During its recent session, the U.S. Supreme Court issued a decision that many businesses applaud.
The case Epic Systems Corp. v. Lewis dealt with the enforceability of certain arbitration agreements in federal court. The Court, in a 5-4 decision, held that under the Federal Arbitration Act, agreements providing for individualized arbitration proceedings are enforceable.
The decision has been heralded as a win for employers throughout the United States. Businesses have long preferred arbitration of employee disputes. Arbitration typically costs less, takes less time to conclude and allows the parties greater flexibility in resolving disputes.
Prior to the decision, it was unclear whether an employer could lawfully require its employees to enter into an arbitration agreement, waiving civil suits, as a condition of employment.
Generally, these agreements prohibit employees from litigating cases against employers in court and also prevent employees from joining class actions to collectively bring an action against their employer. Employers prefer arbitration due to reduced legal costs and greater predictability.

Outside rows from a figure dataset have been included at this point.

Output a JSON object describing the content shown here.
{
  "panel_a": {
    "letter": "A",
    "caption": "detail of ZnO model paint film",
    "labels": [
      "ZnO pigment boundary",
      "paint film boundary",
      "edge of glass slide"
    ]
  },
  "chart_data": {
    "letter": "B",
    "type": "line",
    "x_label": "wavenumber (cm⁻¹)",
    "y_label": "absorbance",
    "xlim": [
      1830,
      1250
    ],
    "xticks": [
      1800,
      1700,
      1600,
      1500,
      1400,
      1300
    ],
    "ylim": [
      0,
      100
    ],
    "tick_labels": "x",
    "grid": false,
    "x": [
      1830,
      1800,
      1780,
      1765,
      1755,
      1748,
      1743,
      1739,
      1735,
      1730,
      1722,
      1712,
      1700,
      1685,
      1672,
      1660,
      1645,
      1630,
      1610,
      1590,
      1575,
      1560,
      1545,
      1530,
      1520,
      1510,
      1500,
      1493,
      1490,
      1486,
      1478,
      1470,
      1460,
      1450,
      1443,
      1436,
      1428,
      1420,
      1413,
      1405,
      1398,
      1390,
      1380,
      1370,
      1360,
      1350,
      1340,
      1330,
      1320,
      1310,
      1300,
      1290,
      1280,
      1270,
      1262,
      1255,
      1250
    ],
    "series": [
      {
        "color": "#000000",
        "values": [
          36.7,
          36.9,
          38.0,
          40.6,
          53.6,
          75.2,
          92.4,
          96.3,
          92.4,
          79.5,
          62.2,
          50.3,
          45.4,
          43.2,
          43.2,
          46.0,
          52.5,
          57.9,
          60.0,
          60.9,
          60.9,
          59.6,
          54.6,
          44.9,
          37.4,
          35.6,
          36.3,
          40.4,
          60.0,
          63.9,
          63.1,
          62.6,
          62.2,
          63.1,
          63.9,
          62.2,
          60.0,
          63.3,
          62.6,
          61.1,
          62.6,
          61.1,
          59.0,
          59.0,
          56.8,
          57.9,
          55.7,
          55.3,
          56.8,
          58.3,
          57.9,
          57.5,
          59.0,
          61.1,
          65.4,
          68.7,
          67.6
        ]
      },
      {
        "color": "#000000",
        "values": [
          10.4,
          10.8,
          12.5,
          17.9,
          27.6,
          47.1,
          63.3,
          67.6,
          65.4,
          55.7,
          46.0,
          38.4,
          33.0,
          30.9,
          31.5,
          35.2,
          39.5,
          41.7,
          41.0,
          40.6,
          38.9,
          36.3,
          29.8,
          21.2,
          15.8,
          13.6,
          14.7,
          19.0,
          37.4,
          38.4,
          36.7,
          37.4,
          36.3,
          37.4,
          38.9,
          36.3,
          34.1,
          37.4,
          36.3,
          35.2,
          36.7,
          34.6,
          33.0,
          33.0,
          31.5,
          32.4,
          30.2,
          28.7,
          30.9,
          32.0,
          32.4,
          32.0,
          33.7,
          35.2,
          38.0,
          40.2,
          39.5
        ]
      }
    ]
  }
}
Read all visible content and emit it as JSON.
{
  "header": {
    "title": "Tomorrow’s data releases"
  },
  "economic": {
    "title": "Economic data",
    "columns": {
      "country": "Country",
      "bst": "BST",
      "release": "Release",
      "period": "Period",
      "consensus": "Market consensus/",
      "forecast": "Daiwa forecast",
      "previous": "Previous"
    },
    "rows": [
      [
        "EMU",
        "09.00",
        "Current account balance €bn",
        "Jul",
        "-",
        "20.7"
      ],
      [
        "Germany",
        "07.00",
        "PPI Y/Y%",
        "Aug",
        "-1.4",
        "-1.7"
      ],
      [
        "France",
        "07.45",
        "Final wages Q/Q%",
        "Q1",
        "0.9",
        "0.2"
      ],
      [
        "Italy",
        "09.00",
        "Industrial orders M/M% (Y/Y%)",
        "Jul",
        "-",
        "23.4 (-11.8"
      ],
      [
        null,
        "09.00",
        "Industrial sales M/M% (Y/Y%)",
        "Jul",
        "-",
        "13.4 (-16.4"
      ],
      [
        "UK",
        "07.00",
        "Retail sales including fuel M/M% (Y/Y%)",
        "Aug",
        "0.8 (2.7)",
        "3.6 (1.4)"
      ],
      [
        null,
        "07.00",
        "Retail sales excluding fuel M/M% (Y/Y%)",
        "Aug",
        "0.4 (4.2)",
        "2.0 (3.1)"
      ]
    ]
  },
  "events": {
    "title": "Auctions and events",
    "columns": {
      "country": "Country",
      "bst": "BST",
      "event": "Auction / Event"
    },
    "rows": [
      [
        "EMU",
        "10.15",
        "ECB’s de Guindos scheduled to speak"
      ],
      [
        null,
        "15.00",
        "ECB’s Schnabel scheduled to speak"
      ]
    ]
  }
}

Before the Supreme Court granted review, the United States Court of Appeals for the Seventh Circuit had held that employers could not require employees to enter into arbitration agreements that waive the employees’ rights to litigate statutory employment claims or otherwise bring a class action to pursue these claims. The NLRB and Seventh Circuit reasoned that the National Labor Relations Act prohibited such agreements, holding that certain provisions of NLRA render them unenforceable.
Writing for the majority, Justice Neil Gorsuch made clear that there is no conflict between the Federal Arbitration Act and the NLRA. Rather, the Court held that Congress in passing the Federal Arbitration Act “instructed federal courts to enforce arbitration agreements according to their terms—including terms providing for individualized proceedings.” Because the NLRA “says nothing about how judges and arbitrators must try legal disputes that leave the workplace and enter the courtroom,” Justice Gorsuch wrote, the two statutes do not conflict.

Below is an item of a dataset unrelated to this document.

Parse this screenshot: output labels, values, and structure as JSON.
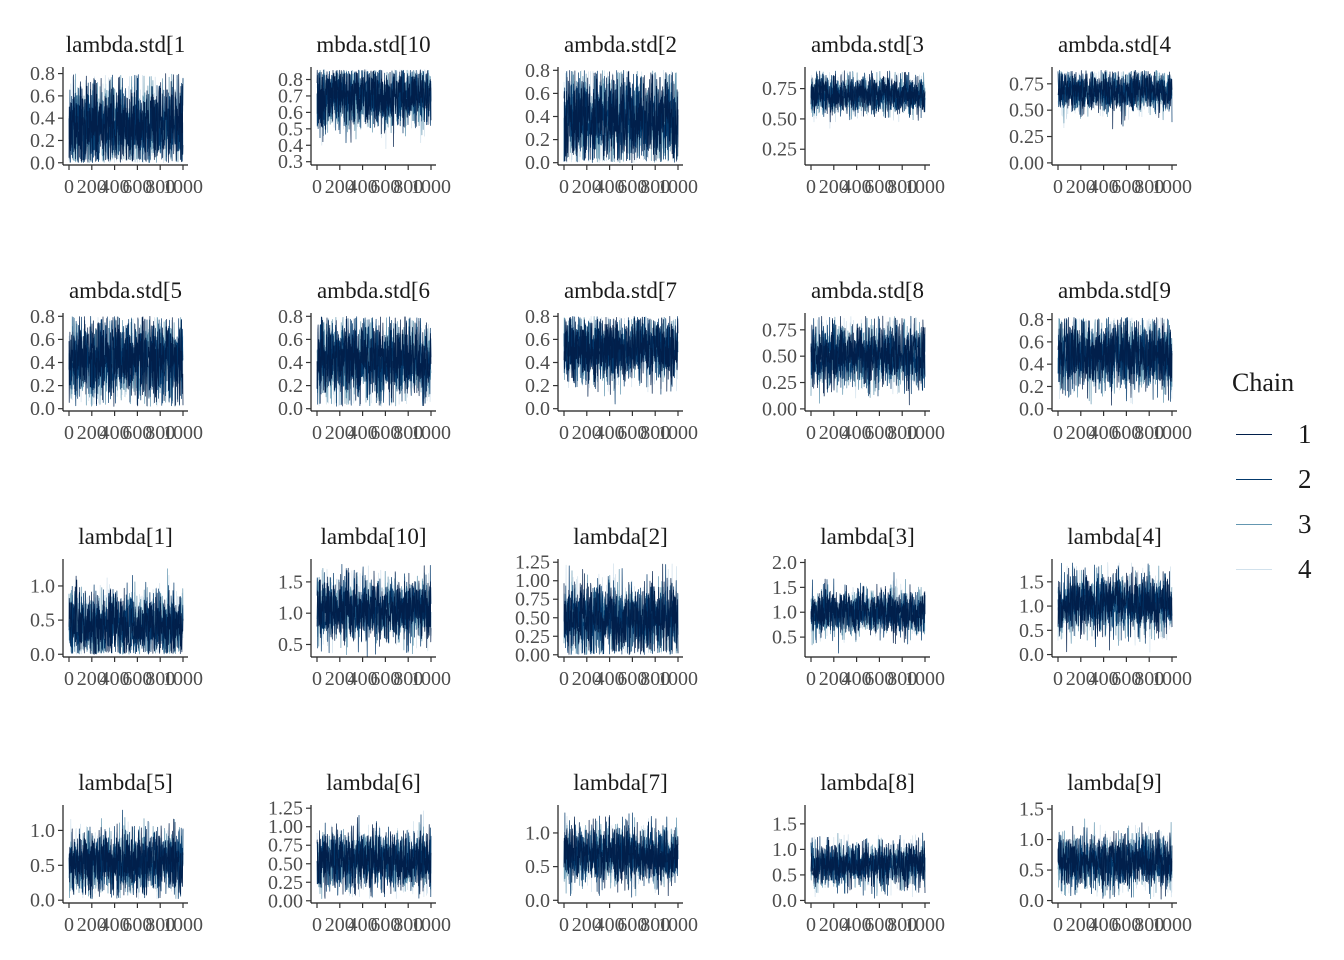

The Court’s decision provides clarity to businesses and employers. In response to this term’s decision, businesses will likely continue to enter into these agreements with their employees.
The American Arbitration Association reports that the median length in time from the filing of an arbitration demand to the final award in commercial cases is just 7.9 months, whereas the median length of time from filing to resolution of a civil case is typically four to five times as long, depending on whether cases are settled, tried before a jury or appealed. Partly for this reason, the cost to arbitrate a matter is significantly less than that of litigation.
In addition, arbitration offers more flexibility. Parties can choose the arbitrator, the time and place of arbitration, and the manner in which arbitration is conducted. Arbitration is generally a less formal proceeding and may reduce stress on parties and witnesses.
For all of these reasons, the Court’s decision should ease the way for employers that are already drawn to the benefits of employee arbitration.